Özdağ ise Halk TV'de katıldığı yayında Bahçeli'ye deyim yerindeyse 'toz kondurmadı.' MHP lideri ile babasının tanışıklığına vurgu yaparak hedef aldığı kişinin kendisi olmadığını söyledi.
MHP’de aldığı görevlere değinen ve Bahçeli’nin genel başkanlık konuşmasını hazırladığını belirten Özdağ, lafı Soylu’ya getirdi: "Soylu, Bahçeli’nin kanatları arası bir sarı civciv gibi saklanmıştır."
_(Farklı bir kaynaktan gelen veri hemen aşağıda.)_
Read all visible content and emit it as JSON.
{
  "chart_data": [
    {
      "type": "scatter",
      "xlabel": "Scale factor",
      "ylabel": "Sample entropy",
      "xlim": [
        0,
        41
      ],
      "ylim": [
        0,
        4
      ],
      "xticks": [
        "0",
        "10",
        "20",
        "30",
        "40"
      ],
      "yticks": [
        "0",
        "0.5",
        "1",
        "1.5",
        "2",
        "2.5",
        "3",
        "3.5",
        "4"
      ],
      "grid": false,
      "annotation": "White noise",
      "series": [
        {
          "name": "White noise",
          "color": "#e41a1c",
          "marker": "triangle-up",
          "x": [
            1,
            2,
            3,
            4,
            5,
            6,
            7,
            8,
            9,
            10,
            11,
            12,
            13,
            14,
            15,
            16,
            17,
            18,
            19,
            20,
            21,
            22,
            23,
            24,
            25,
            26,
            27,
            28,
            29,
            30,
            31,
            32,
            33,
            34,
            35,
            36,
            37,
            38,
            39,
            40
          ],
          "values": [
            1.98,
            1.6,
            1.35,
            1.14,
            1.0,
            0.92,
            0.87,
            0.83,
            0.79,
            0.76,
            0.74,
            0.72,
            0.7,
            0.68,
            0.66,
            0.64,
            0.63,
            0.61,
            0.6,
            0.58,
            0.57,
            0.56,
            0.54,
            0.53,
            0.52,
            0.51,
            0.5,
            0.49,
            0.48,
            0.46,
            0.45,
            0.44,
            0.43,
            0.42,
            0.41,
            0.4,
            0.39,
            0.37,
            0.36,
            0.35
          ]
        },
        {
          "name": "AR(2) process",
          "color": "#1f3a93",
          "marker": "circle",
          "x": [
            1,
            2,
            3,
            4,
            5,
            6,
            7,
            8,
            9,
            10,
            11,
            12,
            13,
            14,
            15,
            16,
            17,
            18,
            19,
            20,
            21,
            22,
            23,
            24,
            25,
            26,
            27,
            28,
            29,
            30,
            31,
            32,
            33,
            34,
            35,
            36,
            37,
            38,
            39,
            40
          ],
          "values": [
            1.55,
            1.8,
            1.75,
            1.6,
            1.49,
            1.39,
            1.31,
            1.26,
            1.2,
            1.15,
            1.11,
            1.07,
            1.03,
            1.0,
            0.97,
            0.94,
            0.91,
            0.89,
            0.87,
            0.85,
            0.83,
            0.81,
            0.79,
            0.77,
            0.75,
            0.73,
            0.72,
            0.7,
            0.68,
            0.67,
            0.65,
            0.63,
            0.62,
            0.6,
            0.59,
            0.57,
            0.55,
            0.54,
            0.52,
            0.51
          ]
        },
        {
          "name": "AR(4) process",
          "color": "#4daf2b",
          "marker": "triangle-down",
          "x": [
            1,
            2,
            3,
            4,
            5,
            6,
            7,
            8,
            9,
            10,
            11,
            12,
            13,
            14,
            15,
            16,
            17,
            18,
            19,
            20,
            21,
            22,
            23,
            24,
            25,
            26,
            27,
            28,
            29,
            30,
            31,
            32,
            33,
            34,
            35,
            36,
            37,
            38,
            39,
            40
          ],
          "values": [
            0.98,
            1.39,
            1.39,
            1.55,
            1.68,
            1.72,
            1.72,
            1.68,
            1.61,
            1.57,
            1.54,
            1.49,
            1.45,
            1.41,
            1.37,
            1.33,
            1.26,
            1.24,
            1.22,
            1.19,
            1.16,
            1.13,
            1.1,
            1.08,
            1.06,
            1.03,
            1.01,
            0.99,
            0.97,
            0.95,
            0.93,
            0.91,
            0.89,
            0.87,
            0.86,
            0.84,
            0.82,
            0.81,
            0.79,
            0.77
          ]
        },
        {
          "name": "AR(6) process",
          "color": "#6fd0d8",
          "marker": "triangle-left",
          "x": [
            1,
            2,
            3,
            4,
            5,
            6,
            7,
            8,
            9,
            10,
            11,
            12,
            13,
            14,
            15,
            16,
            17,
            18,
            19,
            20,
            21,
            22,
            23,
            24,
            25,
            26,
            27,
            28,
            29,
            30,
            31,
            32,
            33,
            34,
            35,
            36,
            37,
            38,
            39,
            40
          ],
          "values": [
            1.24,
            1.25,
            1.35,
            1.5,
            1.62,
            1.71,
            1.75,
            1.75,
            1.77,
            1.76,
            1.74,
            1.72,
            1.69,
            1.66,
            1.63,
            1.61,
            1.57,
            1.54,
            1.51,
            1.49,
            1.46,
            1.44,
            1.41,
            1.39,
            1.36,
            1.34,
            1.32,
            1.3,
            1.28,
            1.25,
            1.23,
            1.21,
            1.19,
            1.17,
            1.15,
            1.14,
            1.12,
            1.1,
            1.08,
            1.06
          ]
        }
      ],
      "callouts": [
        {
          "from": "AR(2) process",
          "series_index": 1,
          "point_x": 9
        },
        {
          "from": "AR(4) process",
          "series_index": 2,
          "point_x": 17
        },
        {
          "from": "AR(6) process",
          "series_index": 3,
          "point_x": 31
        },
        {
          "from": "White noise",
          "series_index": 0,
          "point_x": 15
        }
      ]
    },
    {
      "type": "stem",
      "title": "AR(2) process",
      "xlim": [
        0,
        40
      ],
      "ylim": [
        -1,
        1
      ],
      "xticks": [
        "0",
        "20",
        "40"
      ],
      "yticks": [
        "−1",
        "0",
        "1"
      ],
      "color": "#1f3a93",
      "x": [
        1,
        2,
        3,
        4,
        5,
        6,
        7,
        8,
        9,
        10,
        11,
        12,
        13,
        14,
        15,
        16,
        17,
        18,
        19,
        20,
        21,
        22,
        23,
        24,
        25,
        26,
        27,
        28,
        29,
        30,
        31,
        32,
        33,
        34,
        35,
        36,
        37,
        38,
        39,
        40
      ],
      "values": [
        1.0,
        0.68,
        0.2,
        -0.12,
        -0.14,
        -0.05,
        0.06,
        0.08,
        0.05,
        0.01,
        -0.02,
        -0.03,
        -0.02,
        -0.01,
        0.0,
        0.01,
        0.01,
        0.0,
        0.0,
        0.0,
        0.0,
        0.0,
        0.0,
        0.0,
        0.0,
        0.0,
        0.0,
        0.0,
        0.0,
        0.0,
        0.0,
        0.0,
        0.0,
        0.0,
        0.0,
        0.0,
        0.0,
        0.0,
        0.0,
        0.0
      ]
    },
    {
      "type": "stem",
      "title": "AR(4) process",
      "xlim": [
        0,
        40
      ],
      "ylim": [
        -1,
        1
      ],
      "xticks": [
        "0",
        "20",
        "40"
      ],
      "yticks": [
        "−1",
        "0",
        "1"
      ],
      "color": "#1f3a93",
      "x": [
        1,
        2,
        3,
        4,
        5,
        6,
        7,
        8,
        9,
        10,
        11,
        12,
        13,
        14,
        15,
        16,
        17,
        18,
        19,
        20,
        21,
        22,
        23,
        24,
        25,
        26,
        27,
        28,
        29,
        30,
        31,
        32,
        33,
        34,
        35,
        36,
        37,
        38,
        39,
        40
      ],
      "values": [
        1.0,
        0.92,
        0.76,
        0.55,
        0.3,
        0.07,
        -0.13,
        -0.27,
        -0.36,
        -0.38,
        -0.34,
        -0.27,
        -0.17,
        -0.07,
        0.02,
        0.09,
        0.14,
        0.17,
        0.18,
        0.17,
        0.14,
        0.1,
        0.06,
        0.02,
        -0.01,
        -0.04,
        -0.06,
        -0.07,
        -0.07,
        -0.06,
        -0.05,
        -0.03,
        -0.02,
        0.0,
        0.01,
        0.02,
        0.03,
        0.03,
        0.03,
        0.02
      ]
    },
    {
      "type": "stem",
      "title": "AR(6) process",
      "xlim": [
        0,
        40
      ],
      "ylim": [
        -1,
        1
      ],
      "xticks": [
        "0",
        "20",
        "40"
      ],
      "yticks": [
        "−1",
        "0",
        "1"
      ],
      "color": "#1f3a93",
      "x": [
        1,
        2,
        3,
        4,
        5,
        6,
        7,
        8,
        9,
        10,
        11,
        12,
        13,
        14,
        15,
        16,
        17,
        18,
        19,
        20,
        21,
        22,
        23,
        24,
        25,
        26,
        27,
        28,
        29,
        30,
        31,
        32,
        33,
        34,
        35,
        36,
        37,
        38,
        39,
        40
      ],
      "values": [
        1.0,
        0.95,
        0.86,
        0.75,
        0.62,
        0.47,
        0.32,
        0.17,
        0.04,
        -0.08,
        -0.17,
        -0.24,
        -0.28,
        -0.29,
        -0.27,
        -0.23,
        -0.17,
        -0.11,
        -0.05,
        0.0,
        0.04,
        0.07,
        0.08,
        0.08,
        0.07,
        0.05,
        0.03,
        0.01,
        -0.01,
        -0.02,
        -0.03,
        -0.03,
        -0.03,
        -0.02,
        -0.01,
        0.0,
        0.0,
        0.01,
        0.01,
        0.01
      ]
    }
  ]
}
'MHP SEÇMENİNİ HEDEFLEDİĞİNİ DÜŞÜNÜYORUM'
Kuru, söz konusu tartışma için "Başından beri en az hedef aldığı siyasetçi Bahçeli. Mansur Yavaş'ı da övdü ama onu zorda bıraktı biraz. MHP seçmenini hedeflediğini düşünüyorum" dedi.
"Belki Özdağ, genç milliyetçi seçmenleri etkileyebilir. MHP'den kopmuş, iktidardan uzaklaşmış ama muhalefete de tam kayamayan seçmende etkisi olabilir. Ama bu yüzde 1'i bulabilecek bir oy oranı mı? Emin değilim."